There's a saying that if you're not part of the solution, you're part of the problem. In our struggle against state power, The Canadian Press is part of the problem. Julian Beltrame has published a misleading article explaining his warped view of economics to Canadians. Granted he is not an economist; nor is he an investigative journalist. This piece of propaganda can really only be defined as one thing: Newspeak.
It's a long article, but I'm only going to critique the first line:
Canada’s inflation rate dipped to the lowest level in 18 months in March as price gains in food and gas slowed dramatically — although consumers may find it difficult to see the savings.
“Canada's inflation rate” is a term for a statistic that is supposed to represent the cost of living of every Canadian. It is a calculation of various prices of selected goods and services in the economy during a particular time frame. The result of this calculation is like a snap-shot of the economy; it represents only the past. People are in an ever-changing flux; like all natural phenomena, the market never rests. Therefore these statistics are misleading and probably meaningless.

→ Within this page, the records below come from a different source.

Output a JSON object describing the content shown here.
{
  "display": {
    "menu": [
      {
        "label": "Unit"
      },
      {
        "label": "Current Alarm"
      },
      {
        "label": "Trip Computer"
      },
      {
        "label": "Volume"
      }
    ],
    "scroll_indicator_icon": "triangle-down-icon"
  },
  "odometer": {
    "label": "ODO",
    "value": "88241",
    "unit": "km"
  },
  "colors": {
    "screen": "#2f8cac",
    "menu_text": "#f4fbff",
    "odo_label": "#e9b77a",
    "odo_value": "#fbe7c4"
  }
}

What people today call inflation is not inflation, i.e., the increase in the quantity of money and money substitutes, but the general rise in commodity prices and wage rates which is the inevitable consequence of inflation. - Ludwig von Mises
The term inflation isn't the “price” of living, the definition traditionally refers to the money supply. Using this reasoning, the “inflation rate” is best translated as the amount of new additional money that is introduced into the economy during a particular time frame. Using StatsCan, the “rate” of inflation in 2011 from 2010 (difference in M3) is an increase of 7.5%
It is an absurdity to consider a lack of new money in an economy to be of “savings” for consumers. Inflation is like a hidden tax and all taxation is theft. Increasing the money supply without an equal increase of actual wealth is like adding water to milk – it dilutes the quality. When new money is introduced into the economy via the Bank of Canada, prices rise but they do so haphazardly. Some people are more affected than others; consider a senior on a fixed income versus the majority owners of the Bank of Montreal.